Sustainable investment is an alternative that allows investors to make money and fight climate change and social inequalities. At the end of 2022, the ESG (Environmental, Social and Governance) investment market amounted to 2.5 trillion dollars. And it continues to grow.
Can you imagine making your investments profitable while helping to improve the planet? That is the goal of sustainable investment, better known as ESG investment. An acronym that refers to  Environment, Social and Governance. This way of investing has not stopped growing thanks to its objectives and good profitability. We tell you everything you need to know about this market that already amounts to 2.5 trillion dollars.
ESG investing considers environmental, social and governance aspects when selecting financial assets, marking a change. Investors, mainly institutional, choose companies that reduce their carbon footprint, encourage social inclusion or promote gender equality. This may involve excluding industries such as arms or tobacco.Â
The global goal of achieving zero carbon emissions by 2050 requires massive investment: an estimated $9.2 trillion annually, according to the consultancy McKinsey. ESG investment seeks to attract private capital to finance this transition towards sustainability and meet climate goals, both in Europe and in emerging countries.
An investment that never stops growing
Sustainable investment is difficult to analyse globally due to the lack of regulation in most territories.
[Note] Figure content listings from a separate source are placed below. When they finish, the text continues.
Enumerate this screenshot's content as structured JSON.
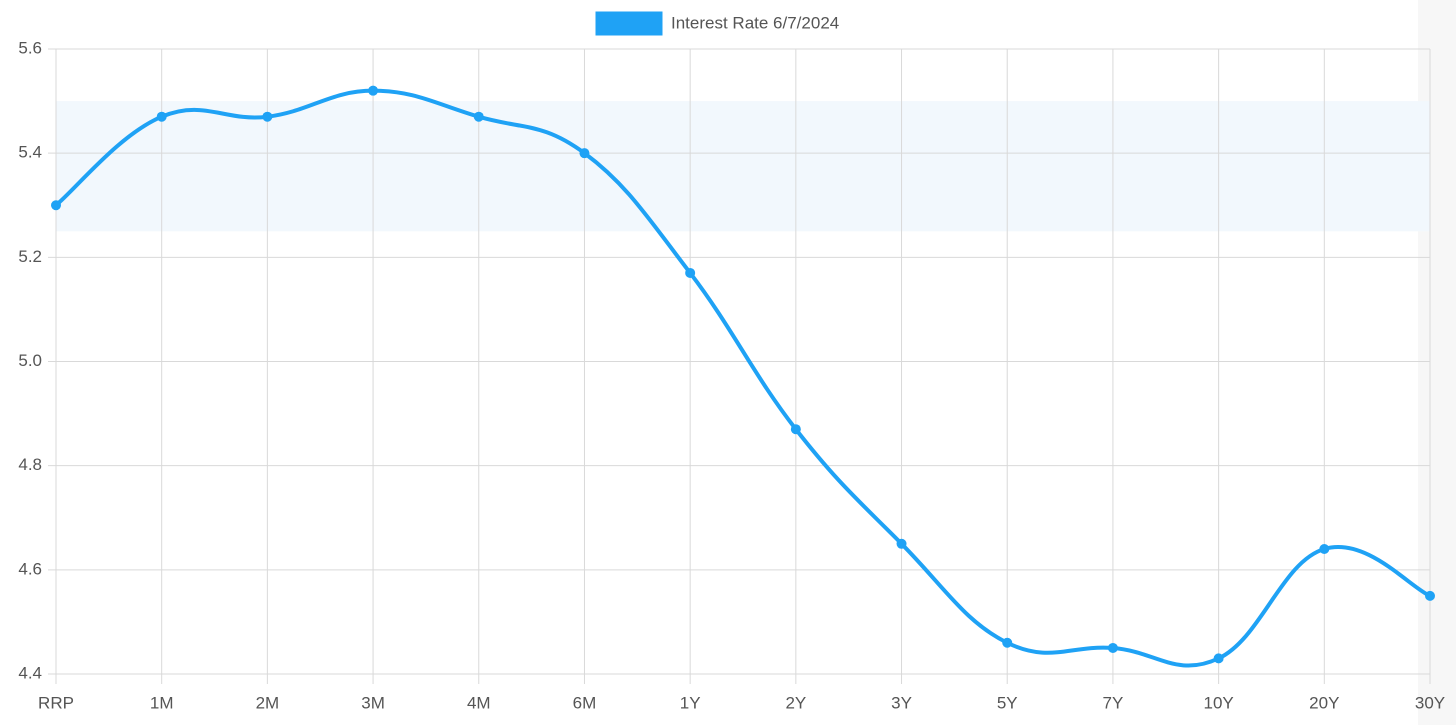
{
  "chart_data": {
    "type": "line",
    "categories": [
      "RRP",
      "1M",
      "2M",
      "3M",
      "4M",
      "6M",
      "1Y",
      "2Y",
      "3Y",
      "5Y",
      "7Y",
      "10Y",
      "20Y",
      "30Y"
    ],
    "series": [
      {
        "name": "Interest Rate 6/7/2024",
        "color": "#1fa2f5",
        "values": [
          5.3,
          5.47,
          5.47,
          5.52,
          5.47,
          5.4,
          5.17,
          4.87,
          4.65,
          4.46,
          4.45,
          4.43,
          4.64,
          4.55
        ]
      }
    ],
    "band": [
      5.25,
      5.5
    ],
    "band_color": "#f2f8fd",
    "ylim": [
      4.4,
      5.6
    ],
    "yticks": [
      4.4,
      4.6,
      4.8,
      {
        "value": 5,
        "label": "5.0"
      },
      5.2,
      5.4,
      5.6
    ],
    "grid": true,
    "legend": "top"
  }
}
However, according to estimates by Morningstar, a financial services company, global assets in sustainable funds reached $2.5 trillion at the end of December 2022. By the end of the second quarter of 2023, capital inflows into this investment style had increased by $18 billion worldwide.
Another relevant fact is the one highlighted by Bank of America, which indicates that, until February 2023, investment in debt funds with environmental, social and governance criteria has reached 244 billion dollars, marking a historical record. A particularly interesting fact since this is the most conservative and change-resistant fixed-income market.
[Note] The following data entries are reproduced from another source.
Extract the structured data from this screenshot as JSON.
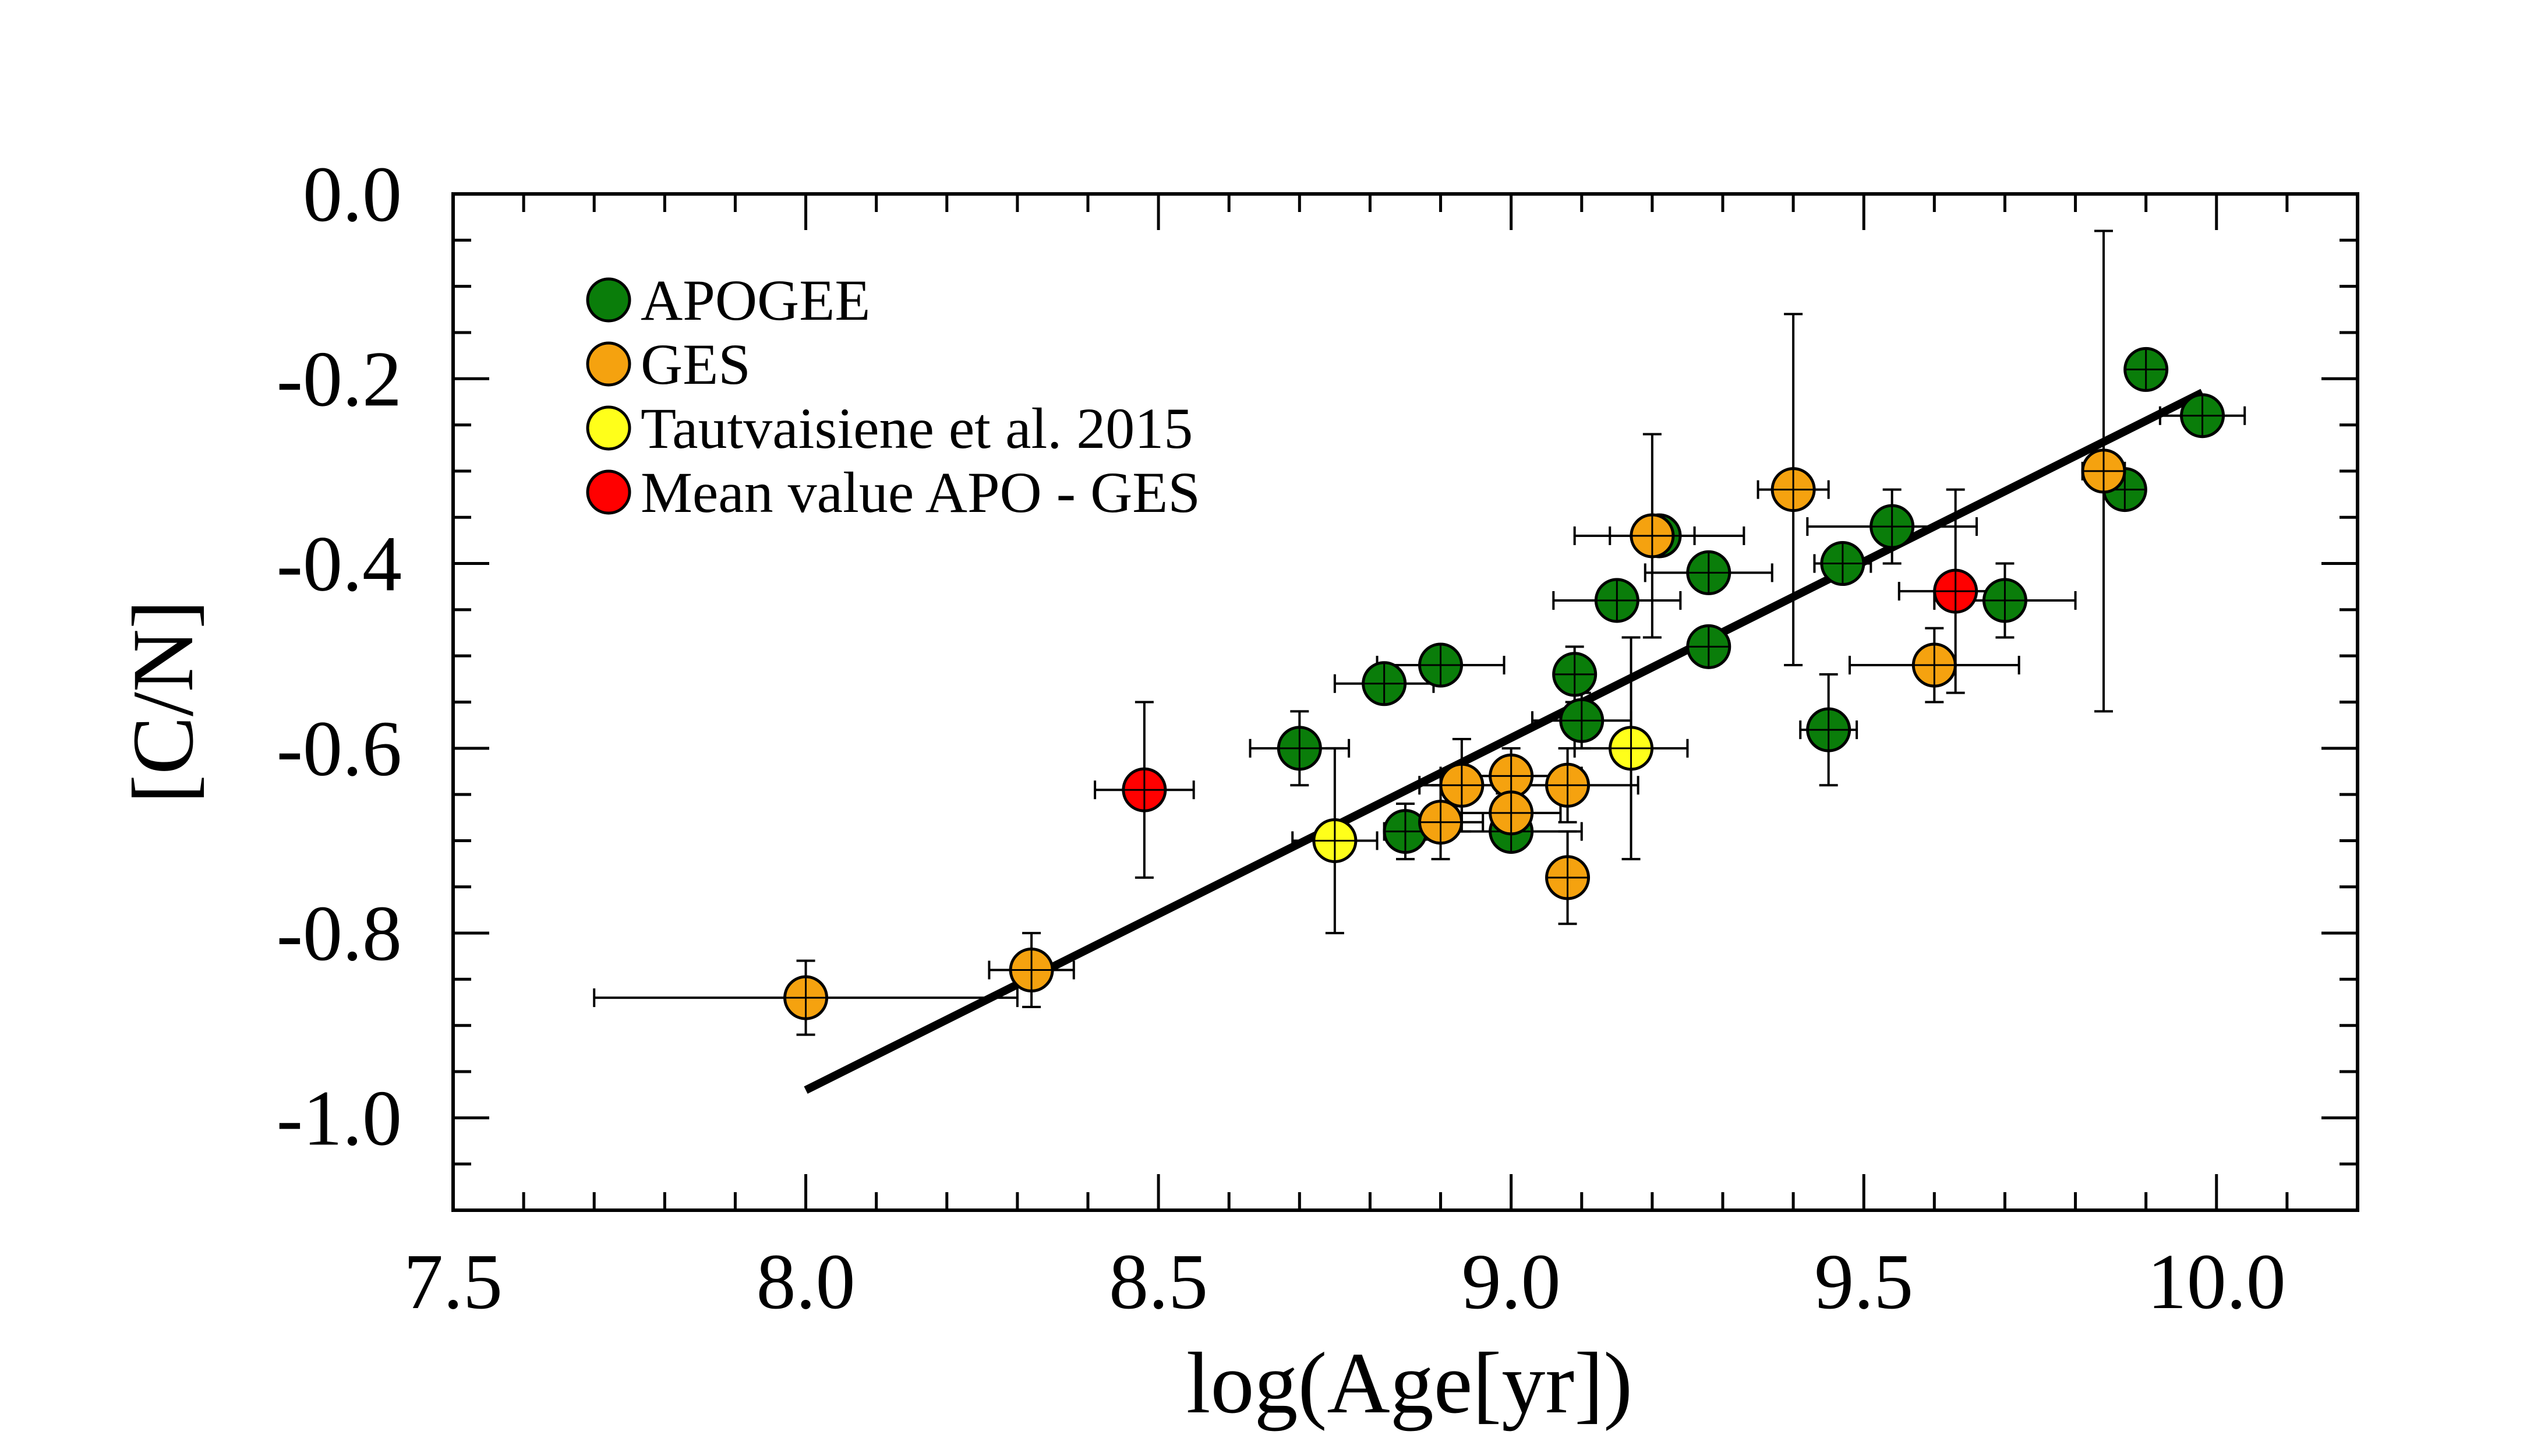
{
  "chart_data": {
    "type": "scatter",
    "title": "",
    "xlabel": "log(Age[yr])",
    "ylabel": "[C/N]",
    "xlim": [
      7.5,
      10.2
    ],
    "ylim": [
      -1.1,
      0.0
    ],
    "x_ticks": [
      {
        "value": 7.5,
        "label": "7.5"
      },
      {
        "value": 8.0,
        "label": "8.0"
      },
      {
        "value": 8.5,
        "label": "8.5"
      },
      {
        "value": 9.0,
        "label": "9.0"
      },
      {
        "value": 9.5,
        "label": "9.5"
      },
      {
        "value": 10.0,
        "label": "10.0"
      }
    ],
    "y_ticks": [
      {
        "value": 0.0,
        "label": "0.0"
      },
      {
        "value": -0.2,
        "label": "-0.2"
      },
      {
        "value": -0.4,
        "label": "-0.4"
      },
      {
        "value": -0.6,
        "label": "-0.6"
      },
      {
        "value": -0.8,
        "label": "-0.8"
      },
      {
        "value": -1.0,
        "label": "-1.0"
      }
    ],
    "x_minor_step": 0.1,
    "y_minor_step": 0.05,
    "grid": false,
    "legend_position": "top-left",
    "series": [
      {
        "name": "APOGEE",
        "color": "#0a7d0a",
        "points": [
          {
            "x": 8.7,
            "y": -0.6,
            "xerr": 0.07,
            "yerr": 0.04
          },
          {
            "x": 8.82,
            "y": -0.53,
            "xerr": 0.07,
            "yerr": 0.02
          },
          {
            "x": 8.9,
            "y": -0.51,
            "xerr": 0.09,
            "yerr": 0.02
          },
          {
            "x": 8.85,
            "y": -0.69,
            "xerr": 0.03,
            "yerr": 0.03
          },
          {
            "x": 9.0,
            "y": -0.69,
            "xerr": 0.1,
            "yerr": 0.02
          },
          {
            "x": 9.09,
            "y": -0.52,
            "xerr": 0.02,
            "yerr": 0.03
          },
          {
            "x": 9.1,
            "y": -0.57,
            "xerr": 0.07,
            "yerr": 0.03
          },
          {
            "x": 9.15,
            "y": -0.44,
            "xerr": 0.09,
            "yerr": 0.02
          },
          {
            "x": 9.21,
            "y": -0.37,
            "xerr": 0.12,
            "yerr": 0.02
          },
          {
            "x": 9.28,
            "y": -0.41,
            "xerr": 0.09,
            "yerr": 0.02
          },
          {
            "x": 9.28,
            "y": -0.49,
            "xerr": 0.02,
            "yerr": 0.02
          },
          {
            "x": 9.45,
            "y": -0.58,
            "xerr": 0.04,
            "yerr": 0.06
          },
          {
            "x": 9.47,
            "y": -0.4,
            "xerr": 0.04,
            "yerr": 0.02
          },
          {
            "x": 9.54,
            "y": -0.36,
            "xerr": 0.12,
            "yerr": 0.04
          },
          {
            "x": 9.7,
            "y": -0.44,
            "xerr": 0.1,
            "yerr": 0.04
          },
          {
            "x": 9.87,
            "y": -0.32,
            "xerr": 0.02,
            "yerr": 0.02
          },
          {
            "x": 9.9,
            "y": -0.19,
            "xerr": 0.02,
            "yerr": 0.01
          },
          {
            "x": 9.98,
            "y": -0.24,
            "xerr": 0.06,
            "yerr": 0.02
          }
        ]
      },
      {
        "name": "GES",
        "color": "#f5a20f",
        "points": [
          {
            "x": 8.0,
            "y": -0.87,
            "xerr": 0.3,
            "yerr": 0.04
          },
          {
            "x": 8.32,
            "y": -0.84,
            "xerr": 0.06,
            "yerr": 0.04
          },
          {
            "x": 8.9,
            "y": -0.68,
            "xerr": 0.06,
            "yerr": 0.04
          },
          {
            "x": 8.93,
            "y": -0.64,
            "xerr": 0.06,
            "yerr": 0.05
          },
          {
            "x": 9.0,
            "y": -0.63,
            "xerr": 0.1,
            "yerr": 0.03
          },
          {
            "x": 9.0,
            "y": -0.67,
            "xerr": 0.07,
            "yerr": 0.04
          },
          {
            "x": 9.08,
            "y": -0.64,
            "xerr": 0.1,
            "yerr": 0.04
          },
          {
            "x": 9.08,
            "y": -0.74,
            "xerr": 0.02,
            "yerr": 0.05
          },
          {
            "x": 9.2,
            "y": -0.37,
            "xerr": 0.06,
            "yerr": 0.11
          },
          {
            "x": 9.4,
            "y": -0.32,
            "xerr": 0.05,
            "yerr": 0.19
          },
          {
            "x": 9.6,
            "y": -0.51,
            "xerr": 0.12,
            "yerr": 0.04
          },
          {
            "x": 9.84,
            "y": -0.3,
            "xerr": 0.03,
            "yerr": 0.26
          }
        ]
      },
      {
        "name": "Tautvaisiene et al. 2015",
        "color": "#ffff1a",
        "points": [
          {
            "x": 8.75,
            "y": -0.7,
            "xerr": 0.06,
            "yerr": 0.1
          },
          {
            "x": 9.17,
            "y": -0.6,
            "xerr": 0.08,
            "yerr": 0.12
          }
        ]
      },
      {
        "name": "Mean value APO - GES",
        "color": "#ff0000",
        "points": [
          {
            "x": 8.48,
            "y": -0.645,
            "xerr": 0.07,
            "yerr": 0.095
          },
          {
            "x": 9.63,
            "y": -0.43,
            "xerr": 0.08,
            "yerr": 0.11
          }
        ]
      }
    ],
    "fit_line": {
      "x": [
        8.0,
        9.98
      ],
      "y": [
        -0.97,
        -0.215
      ],
      "color": "#000000"
    }
  }
}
Is this style of investment profitable?
You might think that investing in sustainability is not profitable. Nothing could be further from the truth.  In terms of performance, ESG equity funds achieved an average gross return (before fees) of 3.3%, compared to 0.8% for comparable conventional funds between January 2019 and December 2021, according to the European Securities and Markets Authority (ESMA). In the US, the JULCD, JUST Capital’s market-leading index that tracks the performance of large public companies with high ESG scores, outperformed the Russell 1000 stock index in 2017, 2018 and 2019.
Finally, according to the Barcelona School of Management, more than half of the studies indicate that companies that invest in ESG experience an improvement in profitability by reducing risks and increasing investment value thanks to responsible management. Other studies, however, do not show a clear or positive relationship between ESG investment and profitability.Â
Sustainable megatrends: where is green money going?
Sustainable investment encompasses numerous trends, some more relevant than others. Without a doubt, the first of these, as pointed out by various asset management companies – Abrdn, Capital Group or Natixis – has to do with energy. Not only in the promotion of renewable energies but also in the need for European countries to guarantee greater energy independence. In fact, at this point, there are investment opportunities in energy efficiency – companies that achieve more with less consumption – new sources such as hydrogen, energy storage and even nuclear energy.
 If energy is the most obvious and well-known trend, there are other equally important ones.  Biodiversity stands out, as the asset manager AXA IM points out. Although it may sound ethereal, within it there are opportunities in companies focused on collecting plastics from the ocean for recycling, in more efficient water management or even in companies that propose solutions to capture CO2 and reuse it as a source of energy.
Diversity deserves attention in the social sphere. Reports by Credit Suisse, Exane and Morgan Stanley find a positive correlation between employee diversity and the performance of company stocks. Studies by McKinsey and BCG also show that diverse management teams are more likely to have superior performance in profitability and value creation. For this reason, management companies look for companies that have a diversity plan and meet certain standards.
All in all, we are faced with a new market – or investment philosophy – that is growing and that presents great opportunities for investors, both in terms of profitability and values.